I have no answer (that wouldn't convert the number already and take up that many space in a temporary variable) to get the bare minimum for a given number 1000(bin) = 8(dec) while you would reserve 2 decimal positions using this formula.
If a temporary memory usage isn't a problem, you might cheat and use (Python):
len(str(int(otherBaseStr,P)))
This will give you the number of decimals needed to convert a number in base P, cast as a string (otherBaseStr), into decimals.
Old WRONG answer:
If you have a number in P numeral system of length n
Then you can calculate the highest number that is possible in n characters:
P^(n-1)
To express this highest number in number system Q you need to use logarithms (because they are the inverse to exponentiation):
log((P^(n-1))/log(Q)
(n-1)*log(P) / log(Q)
For example
11000000 in binary is 8 characters.
To get it in Decimal you would need:
(8-1)*log(2) / log(10) = 2.1 digits (round up to 3)
Reason it was wrong:
The highest number that is possible in n characters is
(P^n) - 1
not
P^(n-1)
If you have a number that's X digits long in base B, then the maximum value that can be represented is B^X - 1. So if you want to know how many digits it might take in base C, then you have to find the number Y that C^Y - 1 is at least as big as B^X - 1. The way to do that is to take the logarithm in base C of B^X-1. And since the logarithm (log) of a number in base C is the same as the natural log (ln) of that number divided by the natural log of C, that becomes:
Y = ln((B^X)-1) / ln(C) + 1
and since ln(B^X) is X * ln(B), and that's probably faster to calculate than ln(B^X-1) and close enough to the right answer, rewrite that as
Y = X * ln(B) / ln(C) + 1
Covert that to your favourite language.
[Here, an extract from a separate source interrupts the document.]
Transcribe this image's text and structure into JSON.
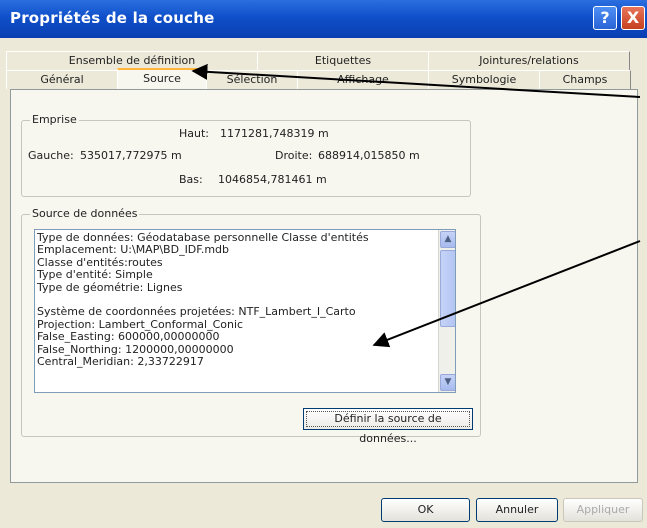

Because we dropped the "-1", we might end up with one digit more than you need in some cases. But even better, you can pre-calculate ln(B)/ln(C) and just multiply it by new "X"s and the length of the number you are trying to convert changes.
Calculating the number of digit can be done using the formulas given by the other answers, however, it might actually be faster to allocate a buffer of maximum size first and then return the relevant part of that buffer instead of calculating a logarithm.
Note that the worst case for the buffer size happens when you convert to binary, which gives you a buffer size of 32 characters for 32-bit integers.
Converting a number to an arbitrary base could be done using the C# function below (The code would look very similar in other languages like C or Java):
public static string IntToString(int value, char[] baseChars)
{
// 32 is the worst cast buffer size for base 2 and int.MaxValue
int i = 32;
char[] buffer = new char[i];
int targetBase= baseChars.Length;
do
{
buffer[--i] = baseChars[value % targetBase];
value = value / targetBase;
}
while (value > 0);
char[] result = new char[32 - i];
Array.Copy(buffer, i, result, 0, 32 - i);
return new string(result);
}
The keyword here is "logarithm", here are some suggestive links:
http://www.adug.org.au/MathsCorner/MathsCornerLogs2.htm
http://staff.spd.dcu.ie/johnbcos/download/Fermat%20material/Fermat_Record_Number/HOW_MANY.html
look at the logarithms base P and base Q. Round down to nearest integer.
The logarithm base P can be computed using your favorite base (10 or e): log_P(x) = log_10(x)/log_10(P)
You need to compute the length of the fractional part separately.
For binary to decimal, there are as many decimal digits as there are bits. For example, binary 0.11001101001001 is decimal 0.80133056640625, both 14 digits after the radix point.
For decimal to binary, there are two cases. If the decimal fraction is dyadic, then there are as many bits as decimal digits (same as for binary to decimal above). If the fraction is not dyadic, then the number of bits is infinite.
(You can use my decimal/binary converter to experiment with this.)